“Reason and experience both forbid us to expect, that national morality can prevail in exclusion of religious principle.” – George Washington, Farewell Address, 1796
I don’t usually find myself in agreement with the Americans United for a Separation of Church and State, considering that we tend to disagree about everything from how we interpret the Constitution to whether tomatoes are fruits or vegetables. So I was surprised when I read an angry article by Jeremy Leaming blasting the Religious Right and found a glimmer of truth. Leaming wrote, “[Washington] thought religion was important as a source of public and private virtue, but that doesn’t mean he wanted the government to force it on anyone.” How can I say that I agree with Jeremy Leaming and not lose my job with PFI? The answer lies in the fact that there is a profound distinction between a separation of Church and State and a separation of Religion and Government.
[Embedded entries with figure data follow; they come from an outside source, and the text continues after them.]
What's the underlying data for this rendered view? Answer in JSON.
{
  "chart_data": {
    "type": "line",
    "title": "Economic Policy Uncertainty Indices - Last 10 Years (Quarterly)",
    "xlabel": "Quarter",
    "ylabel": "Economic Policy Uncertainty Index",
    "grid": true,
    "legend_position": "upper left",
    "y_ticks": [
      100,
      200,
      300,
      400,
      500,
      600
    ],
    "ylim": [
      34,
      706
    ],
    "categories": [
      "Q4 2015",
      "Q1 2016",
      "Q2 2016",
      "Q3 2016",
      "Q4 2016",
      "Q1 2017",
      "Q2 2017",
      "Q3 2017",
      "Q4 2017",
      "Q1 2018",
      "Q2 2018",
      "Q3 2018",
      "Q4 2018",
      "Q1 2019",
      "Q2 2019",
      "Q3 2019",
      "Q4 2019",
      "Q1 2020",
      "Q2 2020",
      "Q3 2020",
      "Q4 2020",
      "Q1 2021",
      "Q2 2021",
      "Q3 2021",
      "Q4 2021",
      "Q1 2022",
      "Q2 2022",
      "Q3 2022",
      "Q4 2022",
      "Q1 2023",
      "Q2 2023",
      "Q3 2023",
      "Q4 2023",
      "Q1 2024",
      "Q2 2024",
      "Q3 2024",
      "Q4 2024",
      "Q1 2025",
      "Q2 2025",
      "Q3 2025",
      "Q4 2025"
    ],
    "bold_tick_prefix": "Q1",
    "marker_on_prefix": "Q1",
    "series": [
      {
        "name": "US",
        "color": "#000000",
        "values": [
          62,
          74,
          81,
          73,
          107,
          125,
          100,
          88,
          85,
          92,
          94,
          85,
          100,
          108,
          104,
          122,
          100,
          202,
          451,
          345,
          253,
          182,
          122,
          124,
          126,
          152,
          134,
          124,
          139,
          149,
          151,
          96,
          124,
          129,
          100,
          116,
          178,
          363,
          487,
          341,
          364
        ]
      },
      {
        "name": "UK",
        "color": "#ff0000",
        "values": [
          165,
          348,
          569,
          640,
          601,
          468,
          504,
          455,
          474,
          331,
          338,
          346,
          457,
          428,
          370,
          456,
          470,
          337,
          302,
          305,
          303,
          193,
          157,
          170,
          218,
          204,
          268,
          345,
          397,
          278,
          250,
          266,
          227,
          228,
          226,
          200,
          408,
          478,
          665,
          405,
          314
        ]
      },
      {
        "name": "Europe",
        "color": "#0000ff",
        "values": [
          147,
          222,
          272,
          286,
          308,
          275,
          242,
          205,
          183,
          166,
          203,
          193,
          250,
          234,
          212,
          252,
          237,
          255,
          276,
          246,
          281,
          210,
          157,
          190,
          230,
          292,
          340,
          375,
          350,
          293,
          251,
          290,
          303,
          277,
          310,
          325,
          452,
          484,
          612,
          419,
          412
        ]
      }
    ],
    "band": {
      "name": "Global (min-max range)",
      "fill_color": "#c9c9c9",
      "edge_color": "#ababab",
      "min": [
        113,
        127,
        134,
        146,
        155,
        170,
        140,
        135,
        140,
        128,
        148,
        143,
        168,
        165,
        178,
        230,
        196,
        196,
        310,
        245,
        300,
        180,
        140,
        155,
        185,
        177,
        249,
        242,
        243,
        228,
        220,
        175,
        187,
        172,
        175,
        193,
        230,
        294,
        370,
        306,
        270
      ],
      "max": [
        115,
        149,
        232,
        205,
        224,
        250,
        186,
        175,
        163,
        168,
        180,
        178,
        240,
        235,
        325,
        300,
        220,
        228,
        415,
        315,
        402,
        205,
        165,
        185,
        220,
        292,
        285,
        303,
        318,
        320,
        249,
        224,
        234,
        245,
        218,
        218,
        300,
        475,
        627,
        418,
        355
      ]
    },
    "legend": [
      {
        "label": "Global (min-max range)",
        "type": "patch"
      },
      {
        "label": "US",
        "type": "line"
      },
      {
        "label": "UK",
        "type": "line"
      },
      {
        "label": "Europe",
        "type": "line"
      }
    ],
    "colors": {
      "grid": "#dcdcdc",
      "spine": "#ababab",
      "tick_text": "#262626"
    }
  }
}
Most Americans, Christians and secularists alike, use these phrases interchangeably. Supreme Court Justice John Paul Stevens, alluding to Thomas Jefferson’s infamous “wall of separation between Church and State,” spoke of “the wall that was designed to separate religion and government” (Zelman v. Simmons-Harris). But are these concepts the same? I would argue that the Founders did in fact desire to create a wall of separation between the institution of the Church and the institution of the State. The prevention of Church control of the state as well as state involvement in the Church is essential for preserving individuals’ religious liberty and Church autonomy. Scripture itself gives very specific and different roles to the Church (Ephesians 4) and to the State (Romans 13), and neither is equipped to fulfill the others roles. The State should not assume the responsibility of winning souls, as in the state-controlled Church of England from which the Pilgrims fled, nor can the Church claim the power of “the sword,” as occurred during the Spanish Inquisition.
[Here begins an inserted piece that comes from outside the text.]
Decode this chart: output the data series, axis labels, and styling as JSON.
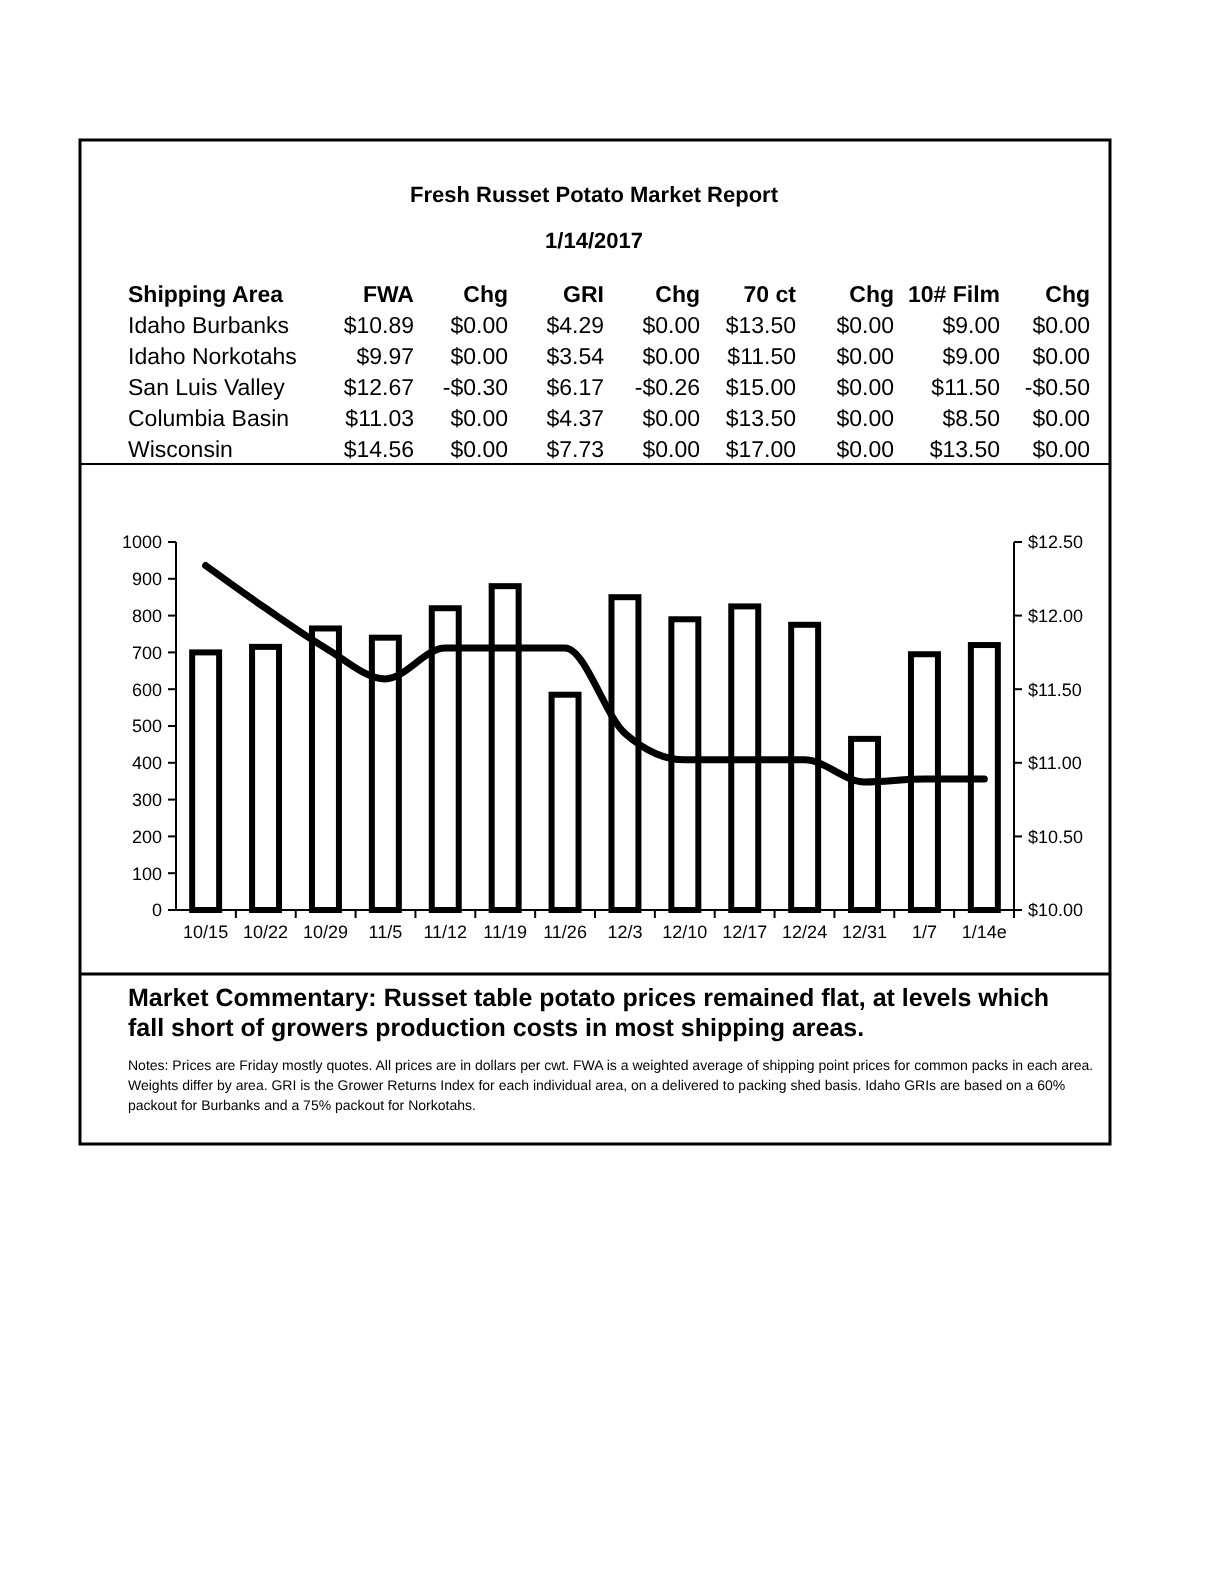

However, the Founders never wanted or anticipated this institutional independence to turn into a mutual exclusion. Unlike the separation of Church and State, the separation of Religion and Government not only restricts the free exercise of religion, it establishes the secular worldview in the public arena.
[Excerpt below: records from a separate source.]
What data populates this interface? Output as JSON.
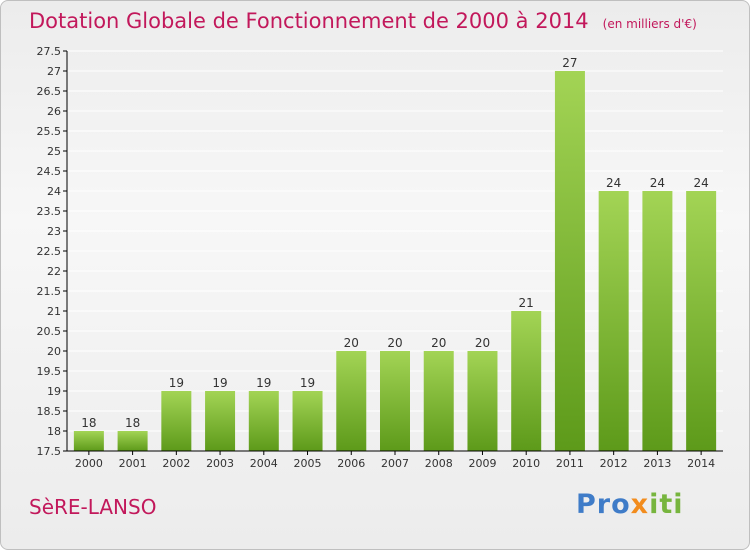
{
  "title": "Dotation Globale de Fonctionnement de 2000 à 2014",
  "unit": "(en milliers d'€)",
  "commune": "SèRE-LANSO",
  "brand": {
    "part1": "Pro",
    "part2": "x",
    "part3": "iti"
  },
  "colors": {
    "title": "#c2185b",
    "bar_light": "#a3d455",
    "bar_dark": "#5d9a1a",
    "axis": "#000000",
    "grid": "#ffffff"
  },
  "chart_data": {
    "type": "bar",
    "categories": [
      "2000",
      "2001",
      "2002",
      "2003",
      "2004",
      "2005",
      "2006",
      "2007",
      "2008",
      "2009",
      "2010",
      "2011",
      "2012",
      "2013",
      "2014"
    ],
    "values": [
      18,
      18,
      19,
      19,
      19,
      19,
      20,
      20,
      20,
      20,
      21,
      27,
      24,
      24,
      24
    ],
    "ylim": [
      17.5,
      27.5
    ],
    "yticks": [
      "17.5",
      "18",
      "18.5",
      "19",
      "19.5",
      "20",
      "20.5",
      "21",
      "21.5",
      "22",
      "22.5",
      "23",
      "23.5",
      "24",
      "24.5",
      "25",
      "25.5",
      "26",
      "26.5",
      "27",
      "27.5"
    ],
    "grid": true
  }
}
It is essential to understand the difference between these two “separations.” What we truly desire is the ability to bring our principles and values to the public sector, to be salt and light in ALL aspects of our society, public as well as private. So while we never want the institutions of Church and State to be integrated, we must continue to struggle against a separation of Religion and Government. Understanding this distinction will enable us to dispel the secular world’s false perceptions of Christians and allow us to build common ground so that our labor in this debate will bear more fruit.